Mio padre, taciturno e fiero, governò in se il momento. Lo  abbracciai  e poi poggiandomi la mano sulla spalla, mi sorrise. Con un bacio, salutò amorevolmente mia madre, abituata oramai alla sua rara presenza strappata al lavoro. Sulla porta Elisa; il casuale silenzio di quell’attimo, si prolungò, trasformando il sentimento comune in un nuova realtà familiare.

A lungo le voci si mescolarono piacevolmente ai suoni della tavola  in mezzo a colori e profumi, finemente preparati con soddisfazione da mia madre, che quel giorno riuscì a vedere mio  cognato meno rozzo del solito; mia sorella premurosa nel suo andirivieni dalla cucina, mangiava i figli con gli occhi.

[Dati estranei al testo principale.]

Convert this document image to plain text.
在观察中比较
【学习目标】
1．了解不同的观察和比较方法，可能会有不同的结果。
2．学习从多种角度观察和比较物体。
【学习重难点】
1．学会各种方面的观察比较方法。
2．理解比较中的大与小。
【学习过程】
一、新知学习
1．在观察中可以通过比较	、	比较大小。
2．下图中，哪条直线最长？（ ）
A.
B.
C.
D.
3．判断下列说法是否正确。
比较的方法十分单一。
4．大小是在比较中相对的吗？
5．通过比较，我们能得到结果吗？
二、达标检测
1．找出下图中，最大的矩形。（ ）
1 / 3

Dalla finestra soffiò laterale il vento, solo per sollevare delicatamente i capelli dal suo volto e scoprirne intieramente la bellezza tra sentimenti ed emozioni mai provate.

Mio padre, la fissò, con un nodo alla gola disse:

”La vita fatta spesso di ombre, lascia acceso nel buio un fuoco di grande ardore”. “E’ il fuoco dei nostri sogni. Spegnerlo è un modo per morire.”

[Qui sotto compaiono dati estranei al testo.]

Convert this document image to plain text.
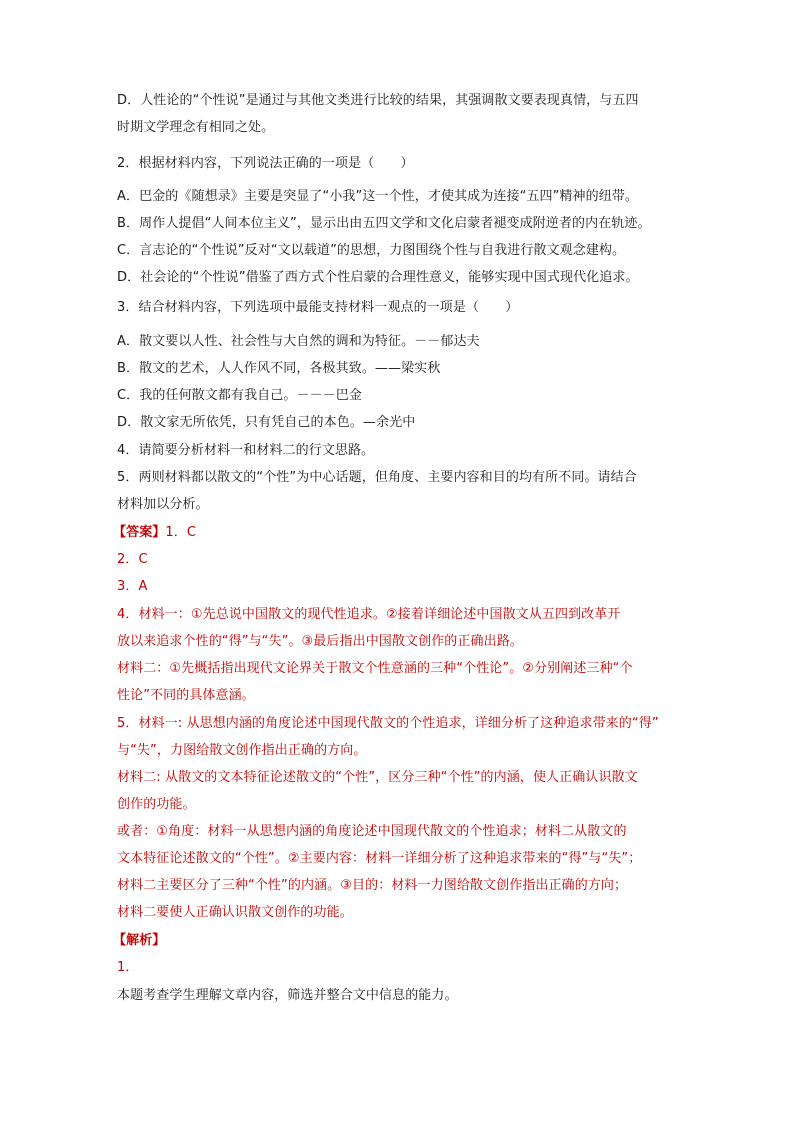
D．人性论的“个性说”是通过与其他文类进行比较的结果，其强调散文要表现真情，与五四
时期文学理念有相同之处。
2．根据材料内容，下列说法正确的一项是（　　）
A．巴金的《随想录》主要是突显了“小我”这一个性，才使其成为连接“五四”精神的纽带。
B．周作人提倡“人间本位主义”，显示出由五四文学和文化启蒙者褪变成附逆者的内在轨迹。
C．言志论的“个性说”反对“文以载道”的思想，力图围绕个性与自我进行散文观念建构。
D．社会论的“个性说”借鉴了西方式个性启蒙的合理性意义，能够实现中国式现代化追求。
3．结合材料内容，下列选项中最能支持材料一观点的一项是（　　）
A．散文要以人性、社会性与大自然的调和为特征。－－郁达夫
B．散文的艺术，人人作风不同，各极其致。——梁实秋
C．我的任何散文都有我自己。－－－巴金
D．散文家无所依凭，只有凭自己的本色。—余光中
4．请简要分析材料一和材料二的行文思路。
5．两则材料都以散文的“个性”为中心话题，但角度、主要内容和目的均有所不同。请结合
材料加以分析。
【答案】1．C
2．C
3．A
4．材料一：①先总说中国散文的现代性追求。②接着详细论述中国散文从五四到改革开
放以来追求个性的“得”与“失”。③最后指出中国散文创作的正确出路。
材料二：①先概括指出现代文论界关于散文个性意涵的三种“个性论”。②分别阐述三种“个
性论”不同的具体意涵。
5．材料一: 从思想内涵的角度论述中国现代散文的个性追求，详细分析了这种追求带来的“得”
与“失”，力图给散文创作指出正确的方向。
材料二: 从散文的文本特征论述散文的“个性”，区分三种“个性”的内涵，使人正确认识散文
创作的功能。
或者：①角度：材料一从思想内涵的角度论述中国现代散文的个性追求；材料二从散文的
文本特征论述散文的“个性”。②主要内容：材料一详细分析了这种追求带来的“得”与“失”；
材料二主要区分了三种“个性”的内涵。③目的：材料一力图给散文创作指出正确的方向；
材料二要使人正确认识散文创作的功能。
【解析】
1．
本题考查学生理解文章内容，筛选并整合文中信息的能力。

Lo guardavo nel suo parlare, aveva letto qualcosa negli occhi di Elisa; dal suo profondo riemergevano sentimenti soffocati, azioni deluse, forse speranze non ancora perse. Nella commozione brindò a qualcosa di suo personale.

Elisa, con gli occhi lucidi, si alzò, andò  in bagno e in un calmo silenzio la sua assenza ci fece compagnia fino al suo ritorno. Aveva pianto, di gioia, per se e per lui. Mia madre ferma sulla porta, le pose una mano sui capelli e con l’altra l’abbracciò. ”Sai !. Non aveva mai parlato così. ”

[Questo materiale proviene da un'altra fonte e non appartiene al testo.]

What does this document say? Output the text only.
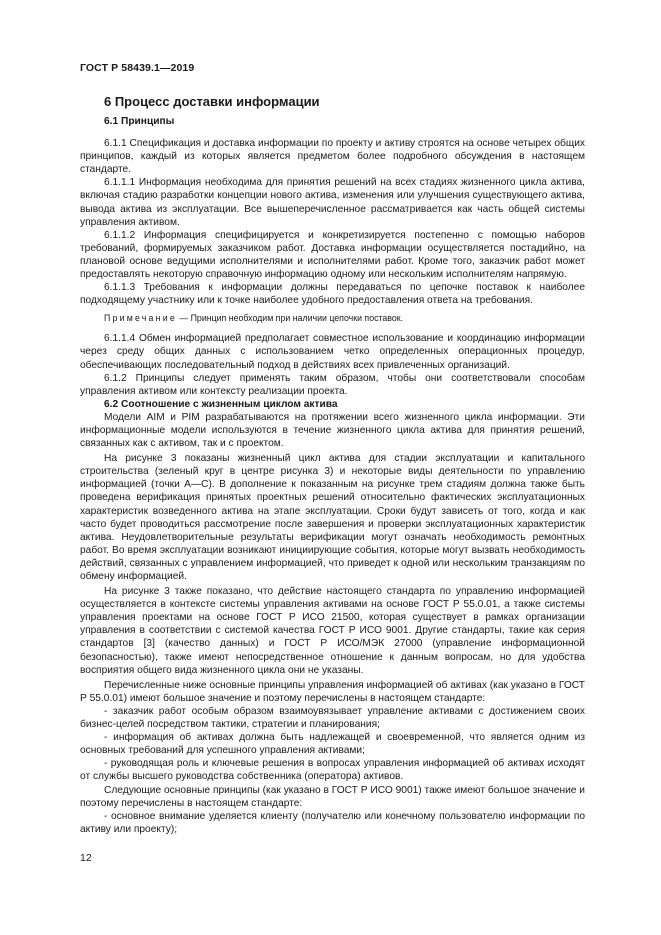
ГОСТ Р 58439.1—2019
6 Процесс доставки информации
6.1 Принципы

6.1.1 Спецификация и доставка информации по проекту и активу строятся на основе четырех общих принципов, каждый из которых является предметом более подробного обсуждения в настоящем стандарте.

6.1.1.1 Информация необходима для принятия решений на всех стадиях жизненного цикла актива, включая стадию разработки концепции нового актива, изменения или улучшения существующего актива, вывода актива из эксплуатации. Все вышеперечисленное рассматривается как часть общей системы управления активом.

6.1.1.2 Информация специфицируется и конкретизируется постепенно с помощью наборов требований, формируемых заказчиком работ. Доставка информации осуществляется постадийно, на плановой основе ведущими исполнителями и исполнителями работ. Кроме того, заказчик работ может предоставлять некоторую справочную информацию одному или нескольким исполнителям напрямую.

6.1.1.3 Требования к информации должны передаваться по цепочке поставок к наиболее подходящему участнику или к точке наиболее удобного предоставления ответа на требования.

Примечание — Принцип необходим при наличии цепочки поставок.

6.1.1.4 Обмен информацией предполагает совместное использование и координацию информации через среду общих данных с использованием четко определенных операционных процедур, обеспечивающих последовательный подход в действиях всех привлеченных организаций.

6.1.2 Принципы следует применять таким образом, чтобы они соответствовали способам управления активом или контексту реализации проекта.

6.2 Соотношение с жизненным циклом актива

Модели AIM и PIM разрабатываются на протяжении всего жизненного цикла информации. Эти информационные модели используются в течение жизненного цикла актива для принятия решений, связанных как с активом, так и с проектом.

На рисунке 3 показаны жизненный цикл актива для стадии эксплуатации и капитального строительства (зеленый круг в центре рисунка 3) и некоторые виды деятельности по управлению информацией (точки A—C). В дополнение к показанным на рисунке трем стадиям должна также быть проведена верификация принятых проектных решений относительно фактических эксплуатационных характеристик возведенного актива на этапе эксплуатации. Сроки будут зависеть от того, когда и как часто будет проводиться рассмотрение после завершения и проверки эксплуатационных характеристик актива. Неудовлетворительные результаты верификации могут означать необходимость ремонтных работ. Во время эксплуатации возникают инициирующие события, которые могут вызвать необходимость действий, связанных с управлением информацией, что приведет к одной или нескольким транзакциям по обмену информацией.

На рисунке 3 также показано, что действие настоящего стандарта по управлению информацией осуществляется в контексте системы управления активами на основе ГОСТ Р 55.0.01, а также системы управления проектами на основе ГОСТ Р ИСО 21500, которая существует в рамках организации управления в соответствии с системой качества ГОСТ Р ИСО 9001. Другие стандарты, такие как серия стандартов [3] (качество данных) и ГОСТ Р ИСО/МЭК 27000 (управление информационной безопасностью), также имеют непосредственное отношение к данным вопросам, но для удобства восприятия общего вида жизненного цикла они не указаны.

Перечисленные ниже основные принципы управления информацией об активах (как указано в ГОСТ Р 55.0.01) имеют большое значение и поэтому перечислены в настоящем стандарте:

- заказчик работ особым образом взаимоувязывает управление активами с достижением своих бизнес-целей посредством тактики, стратегии и планирования;

- информация об активах должна быть надлежащей и своевременной, что является одним из основных требований для успешного управления активами;

- руководящая роль и ключевые решения в вопросах управления информацией об активах исходят от службы высшего руководства собственника (оператора) активов.

Следующие основные принципы (как указано в ГОСТ Р ИСО 9001) также имеют большое значение и поэтому перечислены в настоящем стандарте:

- основное внимание уделяется клиенту (получателю или конечному пользователю информации по активу или проекту);

12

I bambini vicini, con lo sguardo curioso le sorrisero, le posero tra le dita un fiore di pane e, accarezzandola  scapparono in giardino. 

Sotto il portico, mio padre a me affianco disse :

“il destino ha scelto per me una grande donna.Tua Madre-“

“a te sta facendo un regalo unico e irrepetibile. Guardala bene non è solo una donna . E’ la vita.”

Nella sua riservatezza svelava sentimenti di padre e di uomo, era tornato sulla giostra per dondolarsi nel fantastico sogno del figlio. Per un attimo si mostrò il bambino in se, con occhi capaci di brillare tra capelli tornati scuri e sorrisi senza rughe.

Il cane movendo leggermente la coda , leccò la mano di mio padre e lentamente , tra le carezze dispettose dei bambini, tornò ad accucciarsi per dimenticare.

Malinconicamente i saluti svuotarono la casa, lasciando che ognuno portasse con se qualcosa di quel giorno.

La stanchezza alla sera le vide sedute vicine, i loro sguardi soddisfatti si incontravano con i gomiti appoggiati sulle ginocchia .

Nel suo attento silenzio, di quella non lontana sera, aveva percepito il sottile sentimento che ci avrebbe legato, e carezzandole i lunghi capelli, sapeva già di questo giorno appena passato.

Alla buonanotte, mia madre vittoriosa, attraversò tutta la casa e si ritirò nella sua stanza in fondo al lungo corridoio .

Elisa. Si lasciava scivolare le dita sui i capelli e, accompagnata da un sorriso, mi trovò nella penombra del portico sull’immobile dondolo.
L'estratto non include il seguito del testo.